Sabemos que en La Península toman a Canarias como un todo, y es frecuente que se líen colocando Maspalomas y Las Canteras en Tenerife, aunque, cosas de la ignorancia, rara vez ocurre lo contrario, aunque el Teide se disfrute mejor visualmente desde otras islas. El caso es que ha vuelto a ocurrir, y entre la confusión entre islas y la media que sacan de la incidencia de la covid en todo el archipiélago, la percepción exterior es de conjunto, aunque unas islas estén en nivel 1 y otras en nivel 3.

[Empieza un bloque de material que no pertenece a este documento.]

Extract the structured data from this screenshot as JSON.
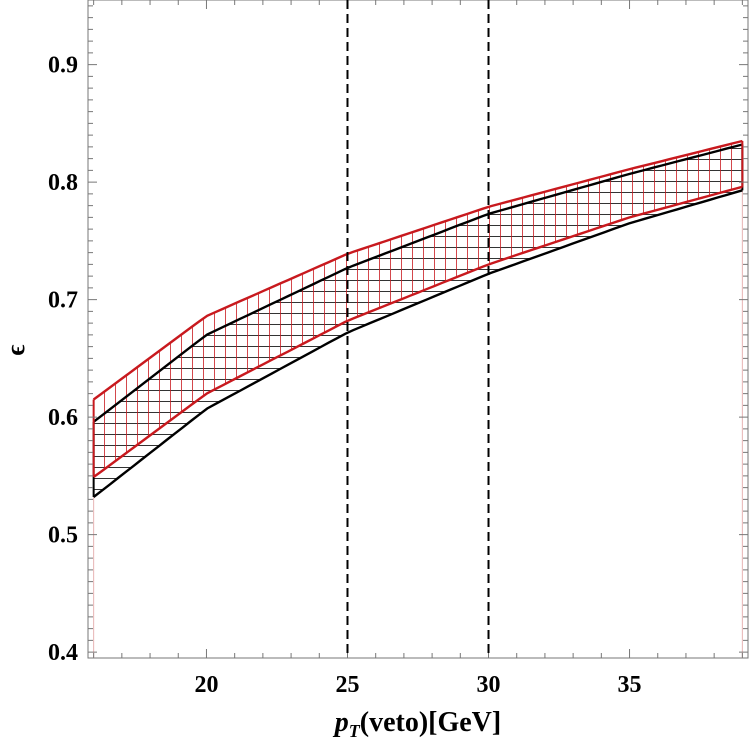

La alta incidencia del virus en Tenerife es algo que algunos dicen que no tiene explicación. Una cosa es que no la tenga y otra muy distinta es que sí pueda ser explicado y se oculte a la ciudadanía. Es curioso que esas cifras tan malas se den sobre todo en un municipio, Santa Cruz de Tenerife, y no en toda la isla de Tenerife. Esto ha dado lugar a que, sin levantar la voz, se diga que estas cosas ocurren porque el presidente es de Gran Canaria, cosa que no se veía en décadas, y ya ve usted.

 

Si la incidencia en un municipio concreto es tan alta, algo se debe haber hecho mal. Y el hecho de que los hosteleros hayan recurrido que Tenerife suba a nivel 3 da que pensar. Vuelven a aparecer las prácticas “históricas” en política desde que, en el ayuntamiento de Santa Cruz de Tenerife, Bermúdez desplazó en la alcaldía a Patricia Hernández por una moción de censura muy pintoresca, hecho que cuadra perfectamente con el devenir de determinadas formaciones políticas.

 

No debiera existir la dicotomía salud o economía, pero es lógico que haya que hacer equilibrios para controlar a la una y que la otra no se dañe demasiado. Es una gran responsabilidad política, pero parece que no se ha entendido que, si una falla, la otra se resiente. Y por abrir la mano con la hostelería en una isla, toda Canarias se ha quedado fuera de la lista de posibles destinos del turismo británico. Es decir, ni salud ni economía, y salvo conspiración digna de un cómic de superhéroes, que el presidente de la comunidad autónoma sea de Gran Canaria nada tiene que ver.

 

Lo más triste es que se utilicen asuntos tan delicados para hacer política rastrera. Seguramente piensan que se puede soportar el daño que se hace a la población, pero finalmente se produce el efecto boomerang, y también la economía se perjudica. Resulta sorprendente la facilidad con que sacan la carta del pleito insular a la menor oportunidad, aunque no deberíamos sorprendernos porque llevamos siglos así. Con la que está cayendo, tendríamos que pensar en la prioridad, nada menos que la salud y la vida de la población, y que esas viejas querellas carecieran de importancia. Pero está claro que no, y estamos viéndolo también en todo el Estado. Los que nunca salen perjudicados son los políticos, que siempre encuentran justificación para todo, solo hay que echarle la culpa al otro.

 

Esperemos que pronto se logre controlar el nivel de contagio que está produciéndose en Tenerife, porque eso será bueno por sí mismo y porque globalmente creará mejor imagen de todas las islas, que al final es la imagen la que afecta a la economía. No se ha prohibido la mascarilla, simplemente se permite no usarla en determinadas circunstancias al aire libre, y hay que estar muy alerta porque la variante Delta se transmite como un relámpago. Pero ni siquiera eso es argumento que tengan en cuenta los políticos.